E-Tail or Retail: When to buy online, and when from a bricks-and-mortar store

When to buy at the shops

For us, the equation is pretty simple. If you’re buying something big and very expensive, and you know a shop where they’re prepared to ‘do a deal’, by all means buy it in the flesh.

The quality assurance on CE these days is very good. We can’t remember the last time we had a product that was ‘dead on arrival’, or dysfunctional out of the box. But it does happen. If it’s your brand new telly, it’s much easier to haul it back to the retailer and ask for a replacement out of the warehouse. A big store won’t care – your broken one goes on the pile, and they process all the faulty stock once a month.

Small online retailers hate returns. For them, their low-margin businesses completely rely on handing the thing to a courier and never seeing it again. A faulty device means a terse email conversation, you having to organise a courier pickup, and then an anxious and possibly ultimately litigious wait to get a working TV back.

The really big issue with shopping at a store though is the range of products offered. Volume sales means these guys only want to stock products they know will sell. So if you see the latest slightly-different-but-just-right-for-you media server with wireless and HDMI, odds are your local emporium won’t have it, because they think only AV freaks like you will buy it, and there just aren’t enough freaks for it to work as regular stock.

It can also be harder to get discounts on rare and unusual items like this, because the retailers themselves don’t have the same kinds of relationships with the suppliers.

When to buy online

If you’re talking about smaller products that come in a sealed box, like cameras, music players, even notebook PCs, then online is the place to shop.

For online retailers, these small items are easy to handle.

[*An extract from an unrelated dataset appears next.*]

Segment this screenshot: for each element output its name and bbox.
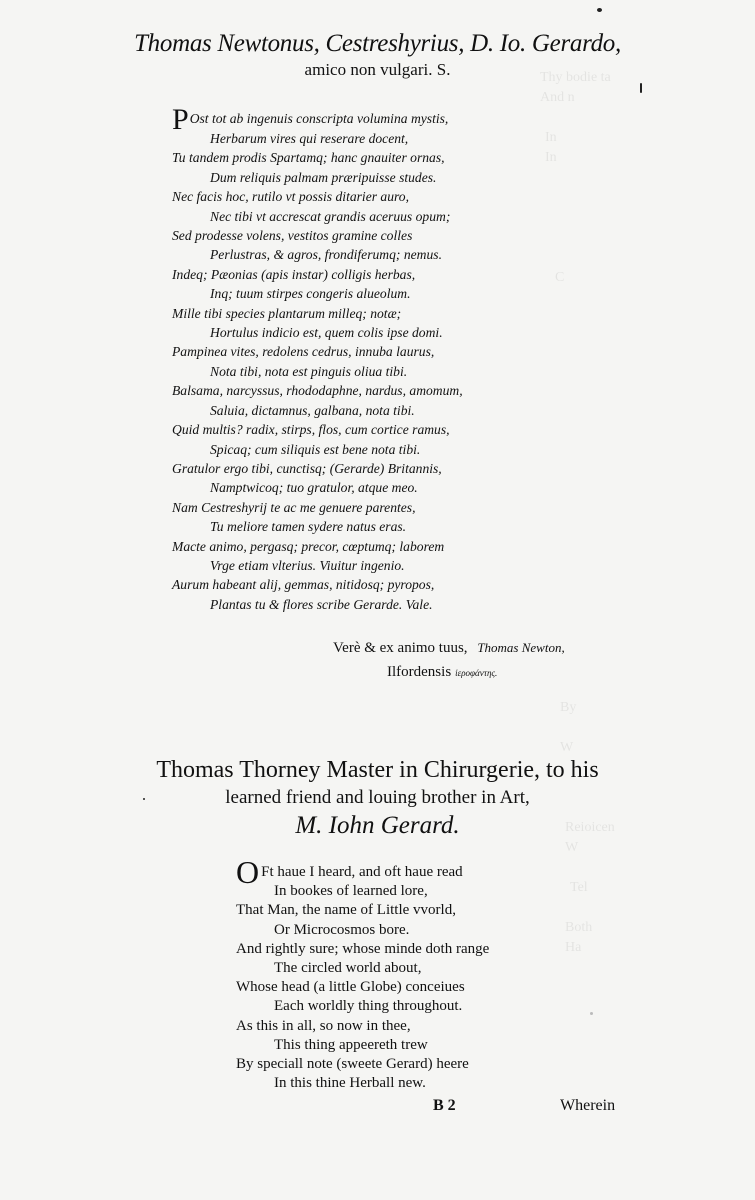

They don’t need special warehousing, they can just stack up in a spare room. Here’s where you’ll find ‘free shipping’ options, and the savings can be substantial.

What’s more, online retailers (at least the good ones) will understand the power of Google, and because they can write “ships in 3-4 business days” on their site, they don’t have to keep unusual items on hand.

So when you order the audiophile MP3 player or a geek phone like the Google Nexus S, the online retailer just places an order of their own with the supplier, so your sale is just another bit of cashflow. That means low prices, and it means getting the product you want.

Of course you have to wait for it. That’s the only major disadvantage. You have to decide for yourself how much delayed gratification is worth.